On en est à se demander si c’est l’affaire d’un particulier ou celle de la préfecture, et aussi si la volonté politique de nos autorités de rapprocher l’administration de l’administré n’est pas un leurre à Thyou.

Les animaux en fourrière : à Thyou, les animaux en divagation qui étaient saisis sur ordre de madame le préfet étaient aussitôt vendus ou tués sans aucune publication ou information officielles.

Pour ne citer que quelques exemples, il y a le cas patent d’un citoyen qui, s’étant rendu à la préfecture à la recherche de son animal, n’a trouvé de celui-ci que la peau.

Madame le préfet, après avoir reconnu les faits, a néanmoins dit qu’il n’est pas question de parler de remboursement.

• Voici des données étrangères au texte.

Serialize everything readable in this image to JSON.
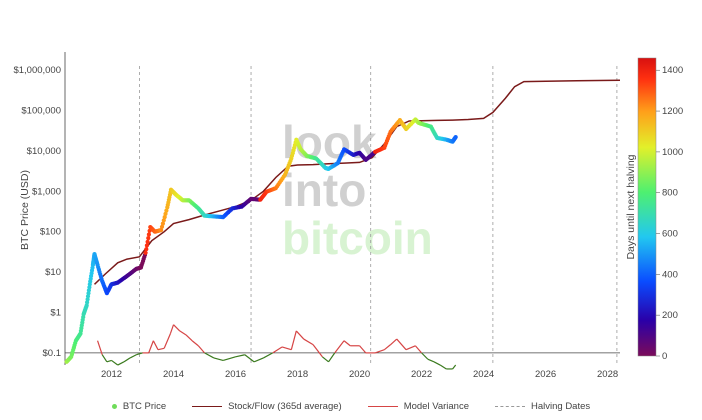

Un autre citoyen, après avoir payé 1500 F de taxes de fourrière, a réclamé en vain un reçu de paiement. Monsieur le Haut-Commissaire, face à cette situation qui nous préoccupe et qui ne permet pas une collaboration avec madame le préfet, nous vous prions de bien vouloir trouver une solution pour que la jeunesse puisse s’épanouir et apporter sa contribution, si modeste soit-elle, dans le village.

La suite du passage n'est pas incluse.